Support Questions
Find answers, ask questions, and share your expertise

Spark-streaming with kafka 2.0

Spark-streaming with kafka 2.0

Explorer

Hi,

I am trying to develop a spark consumer using spark 2.0. I have created the Spark session and created the Dataframe as below: vallogLinesDStream = spark.readStream.format("kafka").option("kafka.bootstrap.servers", "localhost:9092").option("zookeeper.connect","localhost:2181").option("subscribe", topics).load() val ds1 = logLinesDStream.selectExpr("CAST(value AS STRING)").as[(String)] ds1 is of schema: [value: string] value contains records of Apache web log. So, I wanted to convert to case class MyApacheLog(ipAdd: String, clientId: String,userId: String, dateTime: String, method: String,requestURI: String, protocol: String,responseCde: Int, cLen: Long). I tried the below code but does not seem to work. Could you suggest a better and workable approach. val dataRDD = ds1.rdd

val ip_address = dataRDD.map(record =>{ val columns = record.split(" ") columns(1)}) Exception in thread "main" org.apache.spark.sql.AnalysisException: Queries with streaming sources must be executed with writeStream.start();; kafka. Suggestion please. Thank you.

3 REPLIES 3

Re: Spark-streaming with kafka 2.0

Explorer

How to convert Dataset[Row] to Dataset[MyApacheLog]?

Re: Spark-streaming with kafka 2.0

Super Guru

https://github.com/apache/spark/blob/master/examples/src/main/scala/org/apache/spark/examples/stream...

http://spark.apache.org/docs/latest/streaming-programming-guide.html

http://spark.apache.org/docs/latest/streaming-kafka-integration.html

in Spark 2.0, you need to call the start() method

http://spark.apache.org/docs/latest/structured-streaming-programming-guide.html#starting-streaming-q...

See an example:

case class DeviceData(device: String, type: String, signal: Double, time: DateTime)

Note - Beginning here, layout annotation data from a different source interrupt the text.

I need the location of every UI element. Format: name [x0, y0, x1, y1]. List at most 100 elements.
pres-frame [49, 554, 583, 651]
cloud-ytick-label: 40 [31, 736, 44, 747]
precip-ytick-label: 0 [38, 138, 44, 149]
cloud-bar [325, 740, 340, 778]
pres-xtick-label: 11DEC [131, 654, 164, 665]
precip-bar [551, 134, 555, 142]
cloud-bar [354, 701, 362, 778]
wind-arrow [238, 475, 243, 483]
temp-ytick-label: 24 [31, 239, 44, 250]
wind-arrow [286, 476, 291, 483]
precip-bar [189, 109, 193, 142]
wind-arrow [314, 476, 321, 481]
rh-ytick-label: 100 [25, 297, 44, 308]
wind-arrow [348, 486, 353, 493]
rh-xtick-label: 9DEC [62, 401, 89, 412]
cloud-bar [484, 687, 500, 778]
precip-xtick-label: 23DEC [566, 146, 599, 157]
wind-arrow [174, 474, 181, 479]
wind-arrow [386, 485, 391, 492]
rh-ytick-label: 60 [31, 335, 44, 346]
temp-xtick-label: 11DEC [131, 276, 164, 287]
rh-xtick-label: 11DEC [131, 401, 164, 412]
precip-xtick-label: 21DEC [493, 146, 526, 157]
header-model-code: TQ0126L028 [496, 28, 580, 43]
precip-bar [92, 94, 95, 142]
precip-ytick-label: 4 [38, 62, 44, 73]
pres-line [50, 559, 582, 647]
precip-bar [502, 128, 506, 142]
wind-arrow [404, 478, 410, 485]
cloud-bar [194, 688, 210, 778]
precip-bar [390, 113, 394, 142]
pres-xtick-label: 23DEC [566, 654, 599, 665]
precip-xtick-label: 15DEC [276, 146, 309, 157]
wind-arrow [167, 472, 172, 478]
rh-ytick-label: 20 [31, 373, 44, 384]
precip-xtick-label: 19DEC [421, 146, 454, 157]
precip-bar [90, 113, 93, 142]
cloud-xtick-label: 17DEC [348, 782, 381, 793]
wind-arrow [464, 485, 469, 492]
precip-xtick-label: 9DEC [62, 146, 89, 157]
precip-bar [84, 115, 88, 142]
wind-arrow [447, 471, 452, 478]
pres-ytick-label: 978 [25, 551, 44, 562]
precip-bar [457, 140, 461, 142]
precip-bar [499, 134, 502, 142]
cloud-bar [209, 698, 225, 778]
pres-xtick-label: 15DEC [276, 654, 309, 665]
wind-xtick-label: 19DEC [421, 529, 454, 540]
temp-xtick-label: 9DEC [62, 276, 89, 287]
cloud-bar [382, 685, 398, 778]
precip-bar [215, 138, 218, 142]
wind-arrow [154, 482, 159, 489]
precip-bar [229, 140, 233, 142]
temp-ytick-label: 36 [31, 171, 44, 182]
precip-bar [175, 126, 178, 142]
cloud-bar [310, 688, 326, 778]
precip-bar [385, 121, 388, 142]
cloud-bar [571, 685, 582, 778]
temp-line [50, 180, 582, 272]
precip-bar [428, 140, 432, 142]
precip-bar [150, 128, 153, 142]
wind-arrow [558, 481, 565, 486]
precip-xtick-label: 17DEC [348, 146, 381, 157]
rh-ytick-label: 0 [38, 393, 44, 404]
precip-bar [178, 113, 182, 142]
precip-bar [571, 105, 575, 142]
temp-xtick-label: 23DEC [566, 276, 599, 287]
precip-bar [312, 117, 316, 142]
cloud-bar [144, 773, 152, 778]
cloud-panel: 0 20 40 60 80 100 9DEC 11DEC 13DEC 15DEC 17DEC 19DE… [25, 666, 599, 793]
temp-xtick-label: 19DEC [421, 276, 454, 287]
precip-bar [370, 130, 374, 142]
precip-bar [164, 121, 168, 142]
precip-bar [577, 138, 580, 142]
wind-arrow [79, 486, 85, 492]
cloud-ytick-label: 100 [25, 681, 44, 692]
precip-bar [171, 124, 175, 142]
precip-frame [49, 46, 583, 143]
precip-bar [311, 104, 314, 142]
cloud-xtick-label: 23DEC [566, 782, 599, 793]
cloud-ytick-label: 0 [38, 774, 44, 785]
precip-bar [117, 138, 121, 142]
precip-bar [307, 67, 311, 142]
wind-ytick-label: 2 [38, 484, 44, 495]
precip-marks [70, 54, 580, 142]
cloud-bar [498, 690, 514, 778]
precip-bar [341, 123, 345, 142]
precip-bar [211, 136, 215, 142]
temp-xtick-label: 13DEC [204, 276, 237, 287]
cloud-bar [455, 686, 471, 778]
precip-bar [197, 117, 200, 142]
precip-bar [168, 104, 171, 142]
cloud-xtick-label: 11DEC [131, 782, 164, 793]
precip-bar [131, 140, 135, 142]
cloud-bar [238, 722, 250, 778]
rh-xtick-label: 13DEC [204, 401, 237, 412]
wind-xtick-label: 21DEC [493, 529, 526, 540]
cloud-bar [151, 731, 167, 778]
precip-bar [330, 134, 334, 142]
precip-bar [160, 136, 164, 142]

val df: DataFrame = ... // streaming DataFrame with IOT device data with schema { device: string, type: string, signal: double, time: string }
val ds: Dataset[DeviceData] = df.as[DeviceData]    // streaming Dataset with IOT device data

// Select the devices which have signal more than 10
df.select("device").where("signal > 10")      // using untyped APIs   
ds.filter(_.signal > 10).map(_.device)         // using typed APIs

// Running count of the number of updates for each device type
df.groupBy("type").count()                          // using untyped API

// Running average signal for each device type
Import org.apache.spark.sql.expressions.scalalang.typed._
ds.groupByKey(_.type).agg(typed.avg(_.signal))    // using typed API

see: https://jaceklaskowski.gitbooks.io/mastering-apache-spark/content/spark-sql-dataframe.html

Re: Spark-streaming with kafka 2.0

Explorer

Thanks. I tried the IOT example as to convert to the object type. Let me retry.